His inbox was full of unsolicited messages:

– “U got thighs for days!”

– “What’s your OnlyFans?”

– “Can I be your spotter 😏”

The final straw came during a team cheer when the girls surprised him with a new “team tradition”: a sparkle slap. That meant glitter was thrown in his face, and someone smacked his padded rear while yelling “Gymnast Queen Energy!”

“I am a man!” Brent bellowed.

“No, sweetie,” Kira purred, applying another coat of lipstick with terrifying precision. “You’re our mascot.”

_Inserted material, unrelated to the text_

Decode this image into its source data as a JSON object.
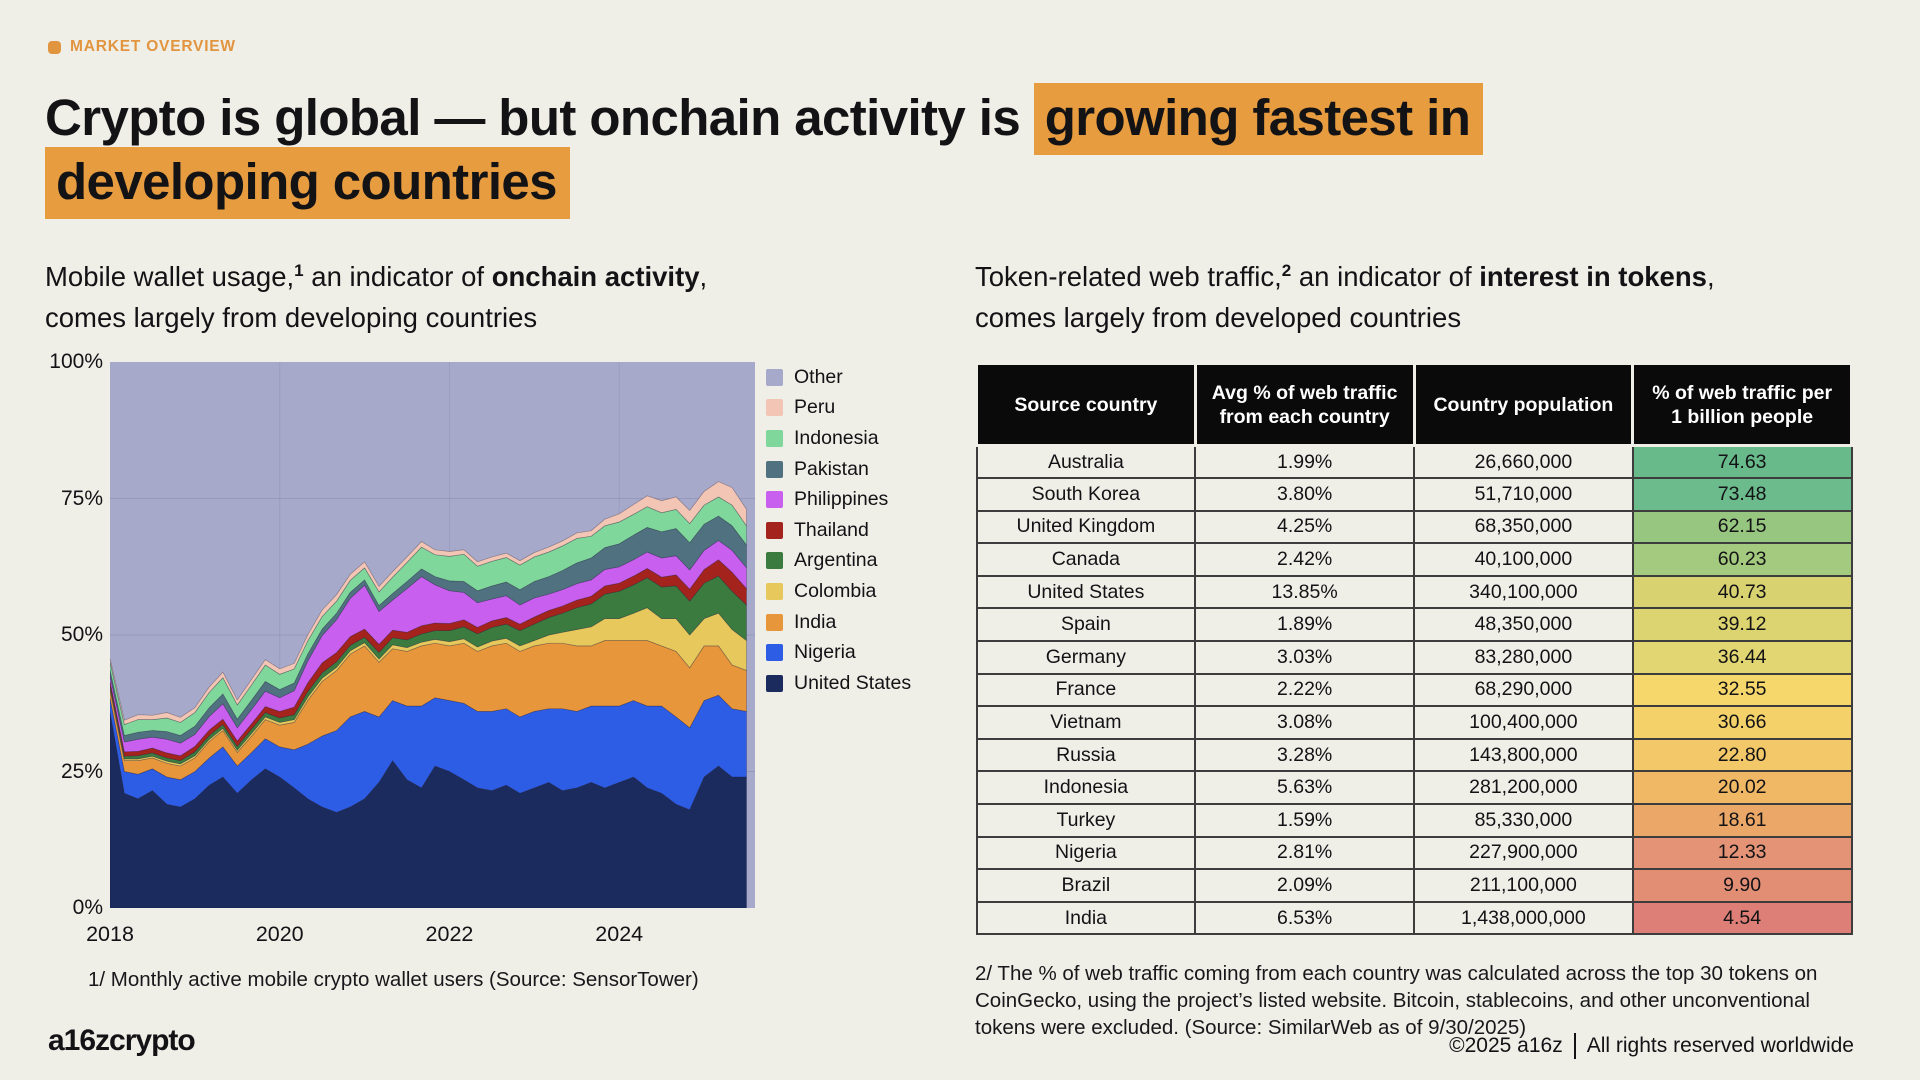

The satirical twist was clear to everyone but Brent: he had become the embodiment of everything he mocked. His hatred for gymnastics had made him the perfect target. The more he resisted, the girlier they made him. Resistance was fuel.

At the monthly showcase, Brent performed a wobbly floor routine in front of a crowd of a hundred, leotard wedged so far up he could taste regret. His makeup sparkled under stadium lights. Someone in the front row yelled, “Yasss, Brenda!”

His final pose was supposed to be a graceful lunge. Instead, he collapsed in a tangled heap of ponytail and sequins.

The crowd erupted in applause.

Somewhere backstage, Kira whispered, “You were right, babe. Gymnastics is humiliating.”